Bin Nan, Professor of Statistics, joined the ICS faculty in September 2017.
Q: Can you tell us about your background?
I did my undergraduate work and received my first master’s degree in aerospace engineering in China. I later came to the U.S. to study statistics on a full scholarship at the Virginia Commonwealth University, where I did my master’s degree in the math department, with a statistics focus. During that time, a fellow student recommended a course called “Survival Analysis,” which I had never heard of. However, when he described it, I said, “that’s called ‘reliability’ in engineering.” After realizing it was exactly the field I wanted to study, I consulted with a few people and ended up going to the University of Washington on a full scholarship. So my wife, our young son and I drove across country to Seattle, which was beautiful.

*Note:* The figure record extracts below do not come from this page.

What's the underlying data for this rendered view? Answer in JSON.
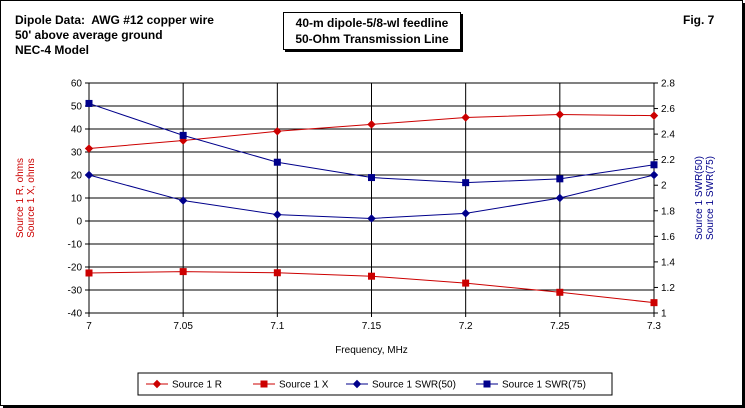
{
  "header": {
    "left_lines": [
      "Dipole Data:  AWG #12 copper wire",
      "50' above average ground",
      "NEC-4 Model"
    ],
    "figure_label": "Fig. 7"
  },
  "chart_data": {
    "type": "line",
    "title": [
      "40-m dipole-5/8-wl feedline",
      "50-Ohm Transmission Line"
    ],
    "xlabel": "Frequency, MHz",
    "ylabel_left": [
      "Source 1 R,  ohms",
      "Source 1 X,  ohms"
    ],
    "ylabel_right": [
      "Source 1 SWR(50)",
      "Source 1 SWR(75)"
    ],
    "x": [
      7,
      7.05,
      7.1,
      7.15,
      7.2,
      7.25,
      7.3
    ],
    "x_ticks": [
      "7",
      "7.05",
      "7.1",
      "7.15",
      "7.2",
      "7.25",
      "7.3"
    ],
    "xlim": [
      7,
      7.3
    ],
    "ylim_left": [
      -40,
      60
    ],
    "y_ticks_left": [
      "60",
      "50",
      "40",
      "30",
      "20",
      "10",
      "0",
      "-10",
      "-20",
      "-30",
      "-40"
    ],
    "ylim_right": [
      1,
      2.8
    ],
    "y_ticks_right": [
      "2.8",
      "2.6",
      "2.4",
      "2.2",
      "2",
      "1.8",
      "1.6",
      "1.4",
      "1.2",
      "1"
    ],
    "grid": true,
    "legend_position": "bottom",
    "series": [
      {
        "name": "Source 1 R",
        "axis": "left",
        "marker": "diamond",
        "color": "#cc0000",
        "values": [
          31.5,
          35,
          39,
          42,
          45,
          46.3,
          45.8
        ]
      },
      {
        "name": "Source 1 X",
        "axis": "left",
        "marker": "square",
        "color": "#cc0000",
        "values": [
          -22.6,
          -22,
          -22.5,
          -24,
          -27,
          -31,
          -35.5
        ]
      },
      {
        "name": "Source 1 SWR(50)",
        "axis": "right",
        "marker": "diamond",
        "color": "#00008b",
        "values": [
          2.08,
          1.88,
          1.77,
          1.74,
          1.78,
          1.9,
          2.08
        ]
      },
      {
        "name": "Source 1 SWR(75)",
        "axis": "right",
        "marker": "square",
        "color": "#00008b",
        "values": [
          2.64,
          2.39,
          2.18,
          2.06,
          2.02,
          2.05,
          2.16
        ]
      }
    ]
  }
}
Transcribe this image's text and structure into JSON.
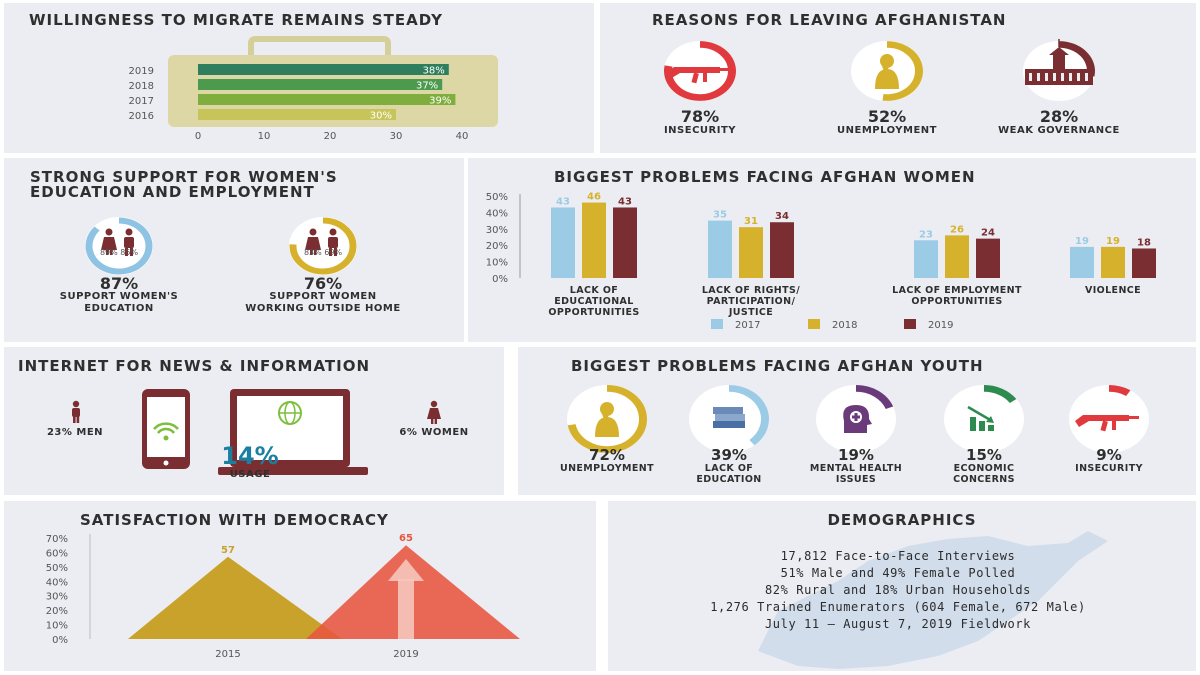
{
  "colors": {
    "green_dark": "#2f7f5e",
    "green_mid": "#6fa83e",
    "olive": "#b4b94a",
    "gold": "#d6b22c",
    "light_blue": "#9ccbe6",
    "maroon": "#7a2e31",
    "red": "#e23b3b",
    "teal": "#1b7fa0",
    "panel": "#ebedf2"
  },
  "migrate": {
    "title": "WILLINGNESS TO MIGRATE REMAINS STEADY",
    "chart_data": {
      "type": "bar",
      "orientation": "horizontal",
      "categories": [
        "2019",
        "2018",
        "2017",
        "2016"
      ],
      "values": [
        38,
        37,
        39,
        30
      ],
      "value_labels": [
        "38%",
        "37%",
        "39%",
        "30%"
      ],
      "xticks": [
        "0",
        "10",
        "20",
        "30",
        "40"
      ],
      "xlim": [
        0,
        40
      ]
    }
  },
  "reasons": {
    "title": "REASONS FOR LEAVING AFGHANISTAN",
    "items": [
      {
        "pct": "78%",
        "label": "INSECURITY",
        "value": 78,
        "icon": "rifle-icon",
        "color": "#e03a3e"
      },
      {
        "pct": "52%",
        "label": "UNEMPLOYMENT",
        "value": 52,
        "icon": "worried-person-icon",
        "color": "#d6b22c"
      },
      {
        "pct": "28%",
        "label": "WEAK GOVERNANCE",
        "value": 28,
        "icon": "parliament-building-icon",
        "color": "#7a2e31"
      }
    ]
  },
  "women_support": {
    "title_line1": "STRONG SUPPORT FOR WOMEN'S",
    "title_line2": "EDUCATION AND EMPLOYMENT",
    "items": [
      {
        "pct": "87%",
        "label1": "SUPPORT WOMEN'S",
        "label2": "EDUCATION",
        "sub": "89% 85%",
        "value": 87,
        "color": "#8fc3e3",
        "icon": "man-woman-icon"
      },
      {
        "pct": "76%",
        "label1": "SUPPORT WOMEN",
        "label2": "WORKING OUTSIDE HOME",
        "sub": "83% 69%",
        "value": 76,
        "color": "#d6b22c",
        "icon": "man-woman-icon"
      }
    ]
  },
  "women_problems": {
    "title": "BIGGEST PROBLEMS FACING AFGHAN WOMEN",
    "chart_data": {
      "type": "bar",
      "categories": [
        {
          "lines": [
            "LACK OF",
            "EDUCATIONAL",
            "OPPORTUNITIES"
          ]
        },
        {
          "lines": [
            "LACK OF RIGHTS/",
            "PARTICIPATION/",
            "JUSTICE"
          ]
        },
        {
          "lines": [
            "LACK OF EMPLOYMENT",
            "OPPORTUNITIES"
          ]
        },
        {
          "lines": [
            "VIOLENCE"
          ]
        }
      ],
      "series": [
        {
          "name": "2017",
          "values": [
            43,
            35,
            23,
            19
          ],
          "color": "#9ccbe6"
        },
        {
          "name": "2018",
          "values": [
            46,
            31,
            26,
            19
          ],
          "color": "#d6b22c"
        },
        {
          "name": "2019",
          "values": [
            43,
            34,
            24,
            18
          ],
          "color": "#7a2e31"
        }
      ],
      "yticks": [
        "50%",
        "40%",
        "30%",
        "20%",
        "10%",
        "0%"
      ],
      "ylim": [
        0,
        50
      ]
    }
  },
  "internet": {
    "title": "INTERNET FOR NEWS & INFORMATION",
    "men": "23% MEN",
    "women": "6% WOMEN",
    "usage_pct": "14%",
    "usage_label": "USAGE"
  },
  "youth": {
    "title": "BIGGEST PROBLEMS FACING AFGHAN YOUTH",
    "items": [
      {
        "pct": "72%",
        "lines": [
          "UNEMPLOYMENT"
        ],
        "value": 72,
        "color": "#d6b22c",
        "icon": "worried-person-icon"
      },
      {
        "pct": "39%",
        "lines": [
          "LACK OF",
          "EDUCATION"
        ],
        "value": 39,
        "color": "#9ccbe6",
        "icon": "books-icon"
      },
      {
        "pct": "19%",
        "lines": [
          "MENTAL HEALTH",
          "ISSUES"
        ],
        "value": 19,
        "color": "#6b3a7a",
        "icon": "head-medical-icon"
      },
      {
        "pct": "15%",
        "lines": [
          "ECONOMIC",
          "CONCERNS"
        ],
        "value": 15,
        "color": "#2e8b4f",
        "icon": "declining-chart-icon"
      },
      {
        "pct": "9%",
        "lines": [
          "INSECURITY"
        ],
        "value": 9,
        "color": "#e03a3e",
        "icon": "rifle-icon"
      }
    ]
  },
  "democracy": {
    "title": "SATISFACTION WITH DEMOCRACY",
    "chart_data": {
      "type": "area",
      "categories": [
        "2015",
        "2019"
      ],
      "values": [
        57,
        65
      ],
      "value_labels": [
        "57",
        "65"
      ],
      "colors": [
        "#c8a22a",
        "#e8553f"
      ],
      "yticks": [
        "70%",
        "60%",
        "50%",
        "40%",
        "30%",
        "20%",
        "10%",
        "0%"
      ],
      "ylim": [
        0,
        70
      ]
    }
  },
  "demographics": {
    "title": "DEMOGRAPHICS",
    "lines": [
      "17,812 Face-to-Face Interviews",
      "51% Male and 49% Female Polled",
      "82% Rural and 18% Urban Households",
      "1,276 Trained Enumerators (604 Female, 672 Male)",
      "July 11 — August 7, 2019 Fieldwork"
    ]
  }
}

Although I worked with Norm Breslow, a professor of biostatistics, as a research assistant, I chose to work with Jon Wellner, a professor of statistics, on my dissertation topic: the efficiency theory for two-phase sampling designs with censored survival data. I spent nearly two years not making much progress, but I finally solved the problem — while Wellner and Breslow were hiking in the Himalayas for a month — after obtaining the efficiency bounds for case-cohort designs. After graduating in 2001 with a Ph.D. in biostatistics, I went to the University of Michigan, where I taught for 16 years.
Q: What brought you to UCI?
Aside from the Southern California weather, the driving factor was the research opportunity related to Alzheimer’s disease. At the University of Michigan, after getting tenured, I started working at the Michigan Alzheimer’s Disease Research Center and found the work very interesting, particularly the work on imaging data. The challenge is trying to handle the huge amount of data collected on a relatively small number of patients, because classical statistical methods don’t work; we have to develop new approaches. Unfortunately, after 20 years of support from the National Institute on Aging, the center lost its funding due to a lack of clinical leadership in Alzheimer’s research, and while research continued on other neuro diseases, there weren’t many people I could collaborate with on Alzheimer’s.
So when I learned about the job opportunity at UCI from Dan Gillen (professor and chair of the Department of Statistics) — we were students at the University of Washington together and had interacted over the years on Alzheimer’s research — I decided to apply. For this particular field, and for neuroimaging, there’s much more research going on here at UCI, and I really enjoyed my interactions with the faculty I met during my interview. So I accepted the position and moved here in August.
Q: What courses will you be teaching?
In the winter, I’ll be teaching two classes for master’s students. One is an applied course on categorical data analysis. The second is a theoretical course on mathematical statistics. In the spring, I’ll teach an advanced topic class on survival analysis.
Q: Can you talk about a bit your health research?
My research is primarily motivated from my collaborations with biomedical researchers. Besides Alzheimer’s disease research, I have collaborated with epidemiologists at Michigan over a decade studying women’s health during the menopausal transition, understanding hormonal changes and their associations with age at menopause and with health status such as bone mineral density changes, diabetes and many other things. I was also the statistical consultant for the radiology department at the University of Michigan for many years, helping investigators with study designs, data analysis and the interpretation of statistical results. Most of the work focused on evaluating imaging diagnosis techniques, including CT, MRI, ultrasound and PET.
Q: What do you like best so far about UCI?
The collaborative opportunities. When I was in the biostatistics department, the focus was on health research. Here, in a statistics department, I think the setup is ideal for lots of different research activities, especially because the statistics, informatics and computer science departments are in the same school. Statisticians and computer science researchers have different cultures, and we each have our strengths and weaknesses, but I think being in the same school presents opportunities to work together on all kinds of research problems — big data and data science, artificial intelligence, engineering projects, or anything else important to society that can affect people’s lives, not just health research. So I’m looking forward to learning more about the interaction between the three departments.
Q: What do you do in your spare time?
My wife and I love to go to the farmer’s market on Saturdays, and we enjoy biking a few times a week. I also like to go hiking and do yard work (though I’m still trying to figure out how to do those in Irvine), and I like watching college football. My son did his undergraduate study and went to medical school at the University of Michigan, and of course I worked there, so I’m a Michigan fan!
Q: Is there a book you’d like to recommend to students?
A good book on survival analysis is The Statistical Analysis of Failure Time Data, Second Edition, by John D. Kalbfleisch and Ross L. Prentice (John Wiley & Sons, 2002). It’s a very well-written book that’s not hard to read.